Abstract
Background Emergency Department (ED) physicians experience high cognitive workload that can impair patient safety and physician well-being. Despite this critical challenge, robust methods for real-time cognitive load measurement remain elusive. Cognitive Load Theory (CLT) provides a framework distinguishing intrinsic load (IL: inherent task complexity) from extraneous load (EL: factors that interfere with task completion). Building on this framework, the ALERT (Adaptive Load Estimation in Real-Time) project aims to develop dynamic cognitive load models using passively collected Electronic Health Record (EHR) data, validated through biometric and subjective measures.
Objective
This pilot study aimed to (1) demonstrate the feasibility of collecting, synchronizing, and processing multimodal data (EHR interactions, patient encounter data, wearable biometrics, subjective cognitive load reports) from ED physicians during clinical shifts, and (2) explore preliminary relationships between these data modalities to identify promising signals of cognitive load, including the utility of biometrics in predicting high subjective load.
Methods
Two ED physicians (Physician A: 11 shifts; Physician B: 7 shifts) from an academic medical center were monitored. Data included: (a) EHR interaction logs (15-minute aggregations) linked with (b) patient encounter data (ESI scores mapped to an inverted numeric acuity scale) to derive IL and EL proxies; (c) continuous wearable biometric data (EDA, HRV features processed in 5-minute windows, aggregated to 15 minutes); and (d) subjective cognitive load ratings (Paas Scale), entered when physicians experienced notable high or low load. Data were merged onto a synchronized 15-minute timeline. Pearson correlations explored relationships. Logistic regression using selected biometric features (LF/HF, heart rate, RMSSD, skin conductance level) plus a physician dummy variable was used to predict high subjective load (Paas ≥ 7).
Results
Multimodal data collection and synchronization were successfully achieved across 864 15-minute intervals. For Physician A, EHR activity diversity (EL proxy) showed a moderate positive correlation with Paas scores (r = 0.38), while maximum patient acuity (IL proxy) showed a smaller positive association (r = 0.10). For Physician B, several EL proxies demonstrated moderate positive correlations with Paas scores (r = 0.30–0.32), while the number of critical patients (IL proxy) showed a small positive association (r = 0.05). Physician A exhibited a moderate positive correlation between LF/HF ratio and Paas (r = 0.50). A logistic regression model using four selected biometric features and a physician identifier achieved an Area Under the ROC Curve (AUC) of 0.781 in discriminating high vs. low Paas scores (N = 60 observations with Paas data).
Conclusion
This pilot study demonstrates the feasibility of a multimodal approach for cognitive load assessment in the ED. Preliminary findings suggest EHR-derived load proxies correlate with subjective effort, and importantly, a small set of objective biometric features can discriminate high subjective cognitive load with good accuracy. These results strongly support the potential for the larger ALERT project.

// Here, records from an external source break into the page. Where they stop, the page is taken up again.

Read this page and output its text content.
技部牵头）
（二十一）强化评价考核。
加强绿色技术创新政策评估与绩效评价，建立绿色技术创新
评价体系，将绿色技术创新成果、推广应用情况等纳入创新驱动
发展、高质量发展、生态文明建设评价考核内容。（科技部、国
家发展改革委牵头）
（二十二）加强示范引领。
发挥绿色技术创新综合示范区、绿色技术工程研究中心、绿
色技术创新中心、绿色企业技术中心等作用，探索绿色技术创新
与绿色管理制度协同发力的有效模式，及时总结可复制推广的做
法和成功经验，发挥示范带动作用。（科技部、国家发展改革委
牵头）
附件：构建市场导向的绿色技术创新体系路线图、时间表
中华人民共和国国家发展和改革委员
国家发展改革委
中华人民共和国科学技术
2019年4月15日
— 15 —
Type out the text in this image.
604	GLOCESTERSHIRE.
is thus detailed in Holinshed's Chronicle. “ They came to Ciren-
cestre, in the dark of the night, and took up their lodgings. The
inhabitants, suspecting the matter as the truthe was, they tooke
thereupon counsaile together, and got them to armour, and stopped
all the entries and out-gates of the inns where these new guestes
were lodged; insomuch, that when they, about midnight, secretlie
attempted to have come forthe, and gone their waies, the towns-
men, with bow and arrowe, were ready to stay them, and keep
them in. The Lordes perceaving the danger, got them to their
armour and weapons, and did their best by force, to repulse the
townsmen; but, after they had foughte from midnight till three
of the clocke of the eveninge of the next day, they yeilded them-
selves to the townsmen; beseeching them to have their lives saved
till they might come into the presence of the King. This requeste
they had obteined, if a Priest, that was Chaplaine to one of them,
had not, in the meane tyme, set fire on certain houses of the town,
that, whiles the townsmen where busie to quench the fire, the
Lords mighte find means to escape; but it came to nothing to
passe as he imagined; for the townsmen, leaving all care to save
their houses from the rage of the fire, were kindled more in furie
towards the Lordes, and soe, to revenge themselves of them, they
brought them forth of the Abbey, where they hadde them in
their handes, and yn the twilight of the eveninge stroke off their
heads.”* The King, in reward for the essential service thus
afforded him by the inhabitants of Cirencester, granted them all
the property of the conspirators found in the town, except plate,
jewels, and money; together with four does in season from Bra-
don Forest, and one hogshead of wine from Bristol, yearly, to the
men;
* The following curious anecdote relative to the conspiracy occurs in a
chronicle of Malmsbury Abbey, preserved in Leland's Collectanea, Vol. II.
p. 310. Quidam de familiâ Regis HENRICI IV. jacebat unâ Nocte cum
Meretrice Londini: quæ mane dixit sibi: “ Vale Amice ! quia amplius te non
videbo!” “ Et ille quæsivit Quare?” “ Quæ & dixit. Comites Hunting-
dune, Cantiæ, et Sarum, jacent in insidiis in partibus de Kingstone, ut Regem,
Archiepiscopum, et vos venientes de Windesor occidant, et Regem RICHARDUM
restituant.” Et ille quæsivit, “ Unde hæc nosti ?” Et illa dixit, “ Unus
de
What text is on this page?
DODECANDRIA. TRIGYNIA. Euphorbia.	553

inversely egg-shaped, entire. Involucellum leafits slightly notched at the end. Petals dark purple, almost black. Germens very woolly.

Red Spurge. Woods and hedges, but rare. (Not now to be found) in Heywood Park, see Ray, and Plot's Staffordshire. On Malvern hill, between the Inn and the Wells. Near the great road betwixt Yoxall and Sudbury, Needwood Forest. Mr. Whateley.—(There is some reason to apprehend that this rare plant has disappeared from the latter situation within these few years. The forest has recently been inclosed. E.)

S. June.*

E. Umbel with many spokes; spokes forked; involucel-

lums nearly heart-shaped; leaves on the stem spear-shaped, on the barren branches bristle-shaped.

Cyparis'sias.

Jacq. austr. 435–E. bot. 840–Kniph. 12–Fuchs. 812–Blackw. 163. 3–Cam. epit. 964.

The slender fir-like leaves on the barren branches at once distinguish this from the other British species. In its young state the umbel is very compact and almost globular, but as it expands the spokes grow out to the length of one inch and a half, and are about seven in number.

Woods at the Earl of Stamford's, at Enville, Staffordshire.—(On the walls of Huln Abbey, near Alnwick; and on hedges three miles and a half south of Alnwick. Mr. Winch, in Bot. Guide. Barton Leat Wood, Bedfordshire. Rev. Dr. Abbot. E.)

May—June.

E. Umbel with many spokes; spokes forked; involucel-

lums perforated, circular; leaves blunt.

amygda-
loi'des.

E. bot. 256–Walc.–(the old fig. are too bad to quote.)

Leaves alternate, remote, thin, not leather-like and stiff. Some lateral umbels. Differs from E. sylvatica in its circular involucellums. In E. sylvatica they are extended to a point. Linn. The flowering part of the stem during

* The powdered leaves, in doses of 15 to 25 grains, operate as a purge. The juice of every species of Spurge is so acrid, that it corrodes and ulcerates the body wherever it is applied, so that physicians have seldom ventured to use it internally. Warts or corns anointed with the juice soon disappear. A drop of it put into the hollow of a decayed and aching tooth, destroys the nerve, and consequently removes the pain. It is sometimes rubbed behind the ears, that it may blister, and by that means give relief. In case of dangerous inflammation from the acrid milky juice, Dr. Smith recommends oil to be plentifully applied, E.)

Competing Interest Statement
The authors have declared no competing interest.
Funding Statement
Research reported in this preprint was supported by the National Library of Medicine of the National Institutes of Health under Award L70LM014637 (Christian Rose) and by the National Heart, Lung, and Blood Institute under Award R01HL172794 (David Kim). The funders had no role in study design, data collection and analysis, decision to publish, or preparation of the manuscript. The content is solely the responsibility of the authors and does not necessarily represent the official views of the NIH.
Author Declarations
I confirm all relevant ethical guidelines have been followed, and any necessary IRB and/or ethics committee approvals have been obtained.
Yes
The details of the IRB/oversight body that provided approval or exemption for the research described are given below:
IRB of Stanford University gave ethical approval for this work.
I confirm that all necessary patient/participant consent has been obtained and the appropriate institutional forms have been archived, and that any patient/participant/sample identifiers included were not known to anyone (e.g., hospital staff, patients or participants themselves) outside the research group so cannot be used to identify individuals.
Yes
I understand that all clinical trials and any other prospective interventional studies must be registered with an ICMJE-approved registry, such as ClinicalTrials.gov. I confirm that any such study reported in the manuscript has been registered and the trial registration ID is provided (note: if posting a prospective study registered retrospectively, please provide a statement in the trial ID field explaining why the study was not registered in advance).
Yes
I have followed all appropriate research reporting guidelines, such as any relevant EQUATOR Network research reporting checklist(s) and other pertinent material, if applicable.
Yes
Data Availability
All data produced in the present study are available upon reasonable request to the authors.